L’Europe nécropole d’une civilisation anéantie par Mengele et les sbires de l’ordre noir à tête de mort, pointe empoisonnée d’une flèche lancée en 1914.
Mengele, l’employé modèle des usines de la mort, l’assassin d’Athènes, Rome et Jérusalem, pensait échapper au châtiment.
Mais le voilà livré à lui-même, asservi à son existence, aux abois, moderne Caïn errant au Brésil.
Maintenant commence la descente aux enfers de Mengele. Il va ronger son cœur et s’égarer dans la nuit. »

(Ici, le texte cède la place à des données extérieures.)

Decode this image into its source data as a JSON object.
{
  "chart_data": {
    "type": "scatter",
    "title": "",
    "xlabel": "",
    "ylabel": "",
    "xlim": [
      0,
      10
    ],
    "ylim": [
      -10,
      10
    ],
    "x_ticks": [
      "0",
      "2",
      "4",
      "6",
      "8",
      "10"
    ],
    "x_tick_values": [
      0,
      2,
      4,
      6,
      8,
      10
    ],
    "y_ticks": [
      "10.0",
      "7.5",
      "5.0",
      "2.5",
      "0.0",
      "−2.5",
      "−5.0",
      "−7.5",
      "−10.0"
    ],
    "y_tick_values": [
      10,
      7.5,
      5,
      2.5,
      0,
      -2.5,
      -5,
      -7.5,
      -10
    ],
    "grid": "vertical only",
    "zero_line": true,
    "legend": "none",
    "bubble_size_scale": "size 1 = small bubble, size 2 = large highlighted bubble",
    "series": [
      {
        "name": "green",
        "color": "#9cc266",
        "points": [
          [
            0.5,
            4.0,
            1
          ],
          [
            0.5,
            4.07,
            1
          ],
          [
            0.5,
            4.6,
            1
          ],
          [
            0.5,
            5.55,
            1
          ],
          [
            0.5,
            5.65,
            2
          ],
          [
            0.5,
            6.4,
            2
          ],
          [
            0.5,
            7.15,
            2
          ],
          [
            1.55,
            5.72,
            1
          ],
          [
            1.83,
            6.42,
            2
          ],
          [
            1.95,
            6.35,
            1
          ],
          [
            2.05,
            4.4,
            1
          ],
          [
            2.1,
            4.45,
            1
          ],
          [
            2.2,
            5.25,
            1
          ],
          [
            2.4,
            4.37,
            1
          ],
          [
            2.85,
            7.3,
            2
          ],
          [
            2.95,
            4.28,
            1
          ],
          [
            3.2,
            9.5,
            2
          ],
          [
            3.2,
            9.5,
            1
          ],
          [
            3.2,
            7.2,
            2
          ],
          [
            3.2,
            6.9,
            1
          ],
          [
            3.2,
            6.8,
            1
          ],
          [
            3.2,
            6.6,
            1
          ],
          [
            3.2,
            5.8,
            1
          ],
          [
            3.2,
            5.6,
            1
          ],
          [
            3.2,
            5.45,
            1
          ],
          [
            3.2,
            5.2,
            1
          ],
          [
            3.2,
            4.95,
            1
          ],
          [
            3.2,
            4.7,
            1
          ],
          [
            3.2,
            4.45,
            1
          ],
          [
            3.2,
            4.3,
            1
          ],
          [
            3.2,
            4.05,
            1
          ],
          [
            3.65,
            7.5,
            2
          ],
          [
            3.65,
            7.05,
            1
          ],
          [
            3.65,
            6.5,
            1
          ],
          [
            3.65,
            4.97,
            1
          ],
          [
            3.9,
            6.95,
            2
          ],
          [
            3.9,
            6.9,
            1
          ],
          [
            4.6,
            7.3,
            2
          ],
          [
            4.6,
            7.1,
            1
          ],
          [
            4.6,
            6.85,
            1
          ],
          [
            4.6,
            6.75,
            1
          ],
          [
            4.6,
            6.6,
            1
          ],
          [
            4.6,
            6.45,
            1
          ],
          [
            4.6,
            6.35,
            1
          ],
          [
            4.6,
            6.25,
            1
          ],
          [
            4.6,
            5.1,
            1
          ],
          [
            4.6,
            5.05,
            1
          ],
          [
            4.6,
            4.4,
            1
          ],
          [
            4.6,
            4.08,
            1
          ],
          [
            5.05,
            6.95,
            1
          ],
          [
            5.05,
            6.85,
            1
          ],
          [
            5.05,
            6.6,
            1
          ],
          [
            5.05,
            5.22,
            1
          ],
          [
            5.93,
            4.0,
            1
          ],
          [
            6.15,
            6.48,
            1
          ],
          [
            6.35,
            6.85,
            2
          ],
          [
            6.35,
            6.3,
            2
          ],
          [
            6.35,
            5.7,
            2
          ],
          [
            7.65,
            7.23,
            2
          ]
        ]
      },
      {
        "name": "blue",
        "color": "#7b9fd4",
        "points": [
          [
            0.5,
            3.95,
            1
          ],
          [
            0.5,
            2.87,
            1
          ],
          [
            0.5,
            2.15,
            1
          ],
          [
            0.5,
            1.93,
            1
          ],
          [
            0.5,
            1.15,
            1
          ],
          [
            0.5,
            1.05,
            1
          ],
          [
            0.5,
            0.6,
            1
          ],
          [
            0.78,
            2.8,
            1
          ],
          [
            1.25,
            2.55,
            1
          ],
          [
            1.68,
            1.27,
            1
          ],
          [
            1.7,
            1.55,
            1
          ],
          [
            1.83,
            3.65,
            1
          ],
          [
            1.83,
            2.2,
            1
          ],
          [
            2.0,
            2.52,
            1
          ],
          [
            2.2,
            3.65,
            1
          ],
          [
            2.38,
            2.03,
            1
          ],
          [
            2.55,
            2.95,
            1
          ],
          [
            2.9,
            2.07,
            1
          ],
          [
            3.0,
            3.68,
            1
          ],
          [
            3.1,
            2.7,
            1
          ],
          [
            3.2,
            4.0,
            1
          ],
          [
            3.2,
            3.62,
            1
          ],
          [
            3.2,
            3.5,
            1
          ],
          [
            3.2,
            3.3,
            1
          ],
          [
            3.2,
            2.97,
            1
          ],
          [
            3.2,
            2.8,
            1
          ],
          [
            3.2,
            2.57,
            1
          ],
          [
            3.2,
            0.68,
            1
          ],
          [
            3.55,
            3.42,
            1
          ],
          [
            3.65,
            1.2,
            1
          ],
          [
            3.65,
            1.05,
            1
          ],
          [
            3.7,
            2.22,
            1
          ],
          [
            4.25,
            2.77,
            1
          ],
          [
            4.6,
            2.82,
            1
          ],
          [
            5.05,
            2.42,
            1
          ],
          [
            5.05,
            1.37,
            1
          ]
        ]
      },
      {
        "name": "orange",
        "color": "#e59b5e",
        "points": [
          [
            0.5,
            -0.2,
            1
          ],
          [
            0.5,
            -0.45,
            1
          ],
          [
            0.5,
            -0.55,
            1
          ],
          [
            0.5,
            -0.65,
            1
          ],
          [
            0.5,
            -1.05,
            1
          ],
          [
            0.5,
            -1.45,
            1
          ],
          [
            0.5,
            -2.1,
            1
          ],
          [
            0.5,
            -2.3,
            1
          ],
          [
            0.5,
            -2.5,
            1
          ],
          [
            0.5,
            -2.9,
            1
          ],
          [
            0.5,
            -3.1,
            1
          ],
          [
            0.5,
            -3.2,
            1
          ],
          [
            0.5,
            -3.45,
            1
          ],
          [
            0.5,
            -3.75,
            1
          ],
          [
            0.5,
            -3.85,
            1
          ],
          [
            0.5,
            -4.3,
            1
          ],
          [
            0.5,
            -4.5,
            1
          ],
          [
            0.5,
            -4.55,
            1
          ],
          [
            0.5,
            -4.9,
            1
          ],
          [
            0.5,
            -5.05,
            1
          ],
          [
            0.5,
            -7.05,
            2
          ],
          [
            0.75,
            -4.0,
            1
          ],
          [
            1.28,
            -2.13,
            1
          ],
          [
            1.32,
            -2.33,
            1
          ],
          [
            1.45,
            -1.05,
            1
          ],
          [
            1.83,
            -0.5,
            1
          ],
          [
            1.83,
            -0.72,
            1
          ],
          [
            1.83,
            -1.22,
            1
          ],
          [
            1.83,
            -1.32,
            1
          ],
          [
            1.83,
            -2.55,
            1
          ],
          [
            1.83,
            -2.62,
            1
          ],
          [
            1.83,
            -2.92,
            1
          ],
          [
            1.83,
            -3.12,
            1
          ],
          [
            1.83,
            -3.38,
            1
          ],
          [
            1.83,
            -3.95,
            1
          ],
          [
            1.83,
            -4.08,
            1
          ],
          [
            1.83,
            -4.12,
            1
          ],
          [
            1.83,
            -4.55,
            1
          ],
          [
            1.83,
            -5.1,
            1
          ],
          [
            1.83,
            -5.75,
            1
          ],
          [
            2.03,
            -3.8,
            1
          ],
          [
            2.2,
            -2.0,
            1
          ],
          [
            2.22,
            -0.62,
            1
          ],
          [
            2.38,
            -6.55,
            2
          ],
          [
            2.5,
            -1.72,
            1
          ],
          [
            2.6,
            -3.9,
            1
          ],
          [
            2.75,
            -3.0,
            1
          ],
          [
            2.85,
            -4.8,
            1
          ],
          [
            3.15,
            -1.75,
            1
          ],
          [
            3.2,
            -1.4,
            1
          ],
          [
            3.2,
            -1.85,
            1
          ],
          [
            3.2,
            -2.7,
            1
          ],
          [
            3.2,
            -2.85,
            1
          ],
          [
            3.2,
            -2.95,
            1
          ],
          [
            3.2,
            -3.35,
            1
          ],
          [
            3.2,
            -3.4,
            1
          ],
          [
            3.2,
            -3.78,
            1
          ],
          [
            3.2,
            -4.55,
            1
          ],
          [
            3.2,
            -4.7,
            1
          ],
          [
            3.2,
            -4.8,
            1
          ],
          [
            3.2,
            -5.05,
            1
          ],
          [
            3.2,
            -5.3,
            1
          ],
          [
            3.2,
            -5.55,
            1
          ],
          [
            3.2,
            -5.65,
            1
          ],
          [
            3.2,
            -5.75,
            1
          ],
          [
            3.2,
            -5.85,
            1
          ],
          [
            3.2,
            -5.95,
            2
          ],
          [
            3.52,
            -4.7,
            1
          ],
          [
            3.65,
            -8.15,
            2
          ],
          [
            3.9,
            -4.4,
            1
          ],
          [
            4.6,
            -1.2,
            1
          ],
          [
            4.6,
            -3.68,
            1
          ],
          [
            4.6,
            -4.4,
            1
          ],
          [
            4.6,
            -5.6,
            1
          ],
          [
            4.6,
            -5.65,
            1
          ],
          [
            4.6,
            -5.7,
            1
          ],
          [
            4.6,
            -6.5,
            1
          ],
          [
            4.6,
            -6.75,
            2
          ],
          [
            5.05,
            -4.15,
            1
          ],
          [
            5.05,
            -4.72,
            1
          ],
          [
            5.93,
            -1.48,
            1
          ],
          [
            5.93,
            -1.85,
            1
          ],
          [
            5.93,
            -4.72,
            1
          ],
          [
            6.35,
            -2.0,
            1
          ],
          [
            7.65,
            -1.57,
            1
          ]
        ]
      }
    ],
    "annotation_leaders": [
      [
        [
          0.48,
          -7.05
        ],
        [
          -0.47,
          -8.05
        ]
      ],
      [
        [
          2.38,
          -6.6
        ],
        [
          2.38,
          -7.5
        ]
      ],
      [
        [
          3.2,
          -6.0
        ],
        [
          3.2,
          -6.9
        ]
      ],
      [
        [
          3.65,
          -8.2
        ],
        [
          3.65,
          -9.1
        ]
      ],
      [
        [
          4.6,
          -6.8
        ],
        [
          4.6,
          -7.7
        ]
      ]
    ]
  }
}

Rolf Mengele, un rebelle fragile

« Rolf Mengele est un jeune homme tourmenté. À chaque fois qu’il se présente, l’accueillent un silence gêné, des regards embarrassés. Mengele comme… ? Oui, Mengele, le fils de Satan. Maudit patronyme, sa croix et sa bannière, jamais il n’oubliera sa consternation et son chagrin le jour où il a découvert en lisant les journaux, peu après l’enlèvement d’Eichmann, que l’oncle badin qui lui racontait des histoires de gauchos et d’Indiens à l’hôtel Engel était son père, le médecin tortionnaire d’Auschwitz. Funeste famille : élevé par sa mère, devenu avocat à Fribourg, Rolf fuit le clan de Günsburg. Il méprise le silence des Mengele sur les crimes de son père et leur dédain pour ses victimes. Leur solidarité tribale, leur cupidité, leur lâcheté lui sont odieuses. Rolf se revendique de gauche, en lutte contre le capitalisme et le fascisme, les Mercedes, l’hypocrisie et la conscience tranquille de la bonne société ouest-allemande. Rolf est un enfant contestataire de l’après-guerre, que ses cousins Dieter et Karl-Heinz surnomment « le communiste ». Un rebelle, mais un rebelle fragile, empêtré dans ses contradictions, torturé par ce père encombrant et venimeux. »

La mort du monstre

« Il meurt simplement. Alors mû par une force obscure, il entre seul dans l’eau turquoise, tête basse, et se laisse flotter, ne sent plus son corps endolori ni ses organes viciés, porté par le courant qui le draine vers le large et les grands fonds, quand brusquement sa nuque maigre se raidit, ses mâchoires se serrent, ses membres et sa vie se figent. Mengele râle, des mouettes battent des ailes et planent en piaulant de joie, Mengele se noie. »


Olivier Guez
Image empruntée ici
 © AFP PHOTO/ Joël Saget

Olivier Guez est né à Strasbourg en 1974. Formé à Sciences-Po Strasbourg, il complète ses études à la London School of Economics, puis entreprend une carrière de journaliste dans les grands médias internationaux. Parallèlement, il écrit de nombreux ouvrages dont, en 2009, L’Impossible Retour. Une histoire des Juifs en Allemagne depuis 1945.
S'approcher de l'ultime vérité

Les deux ouvrages récemment couronnés se situent dans des zones floues, entre roman et ouvrage historique. On serait tenté de les apparenter aux "docufictions" que prise la télévision. La comparaison, toutefois, ne rend pas justice à l’exceptionnelle qualité de ces deux récits.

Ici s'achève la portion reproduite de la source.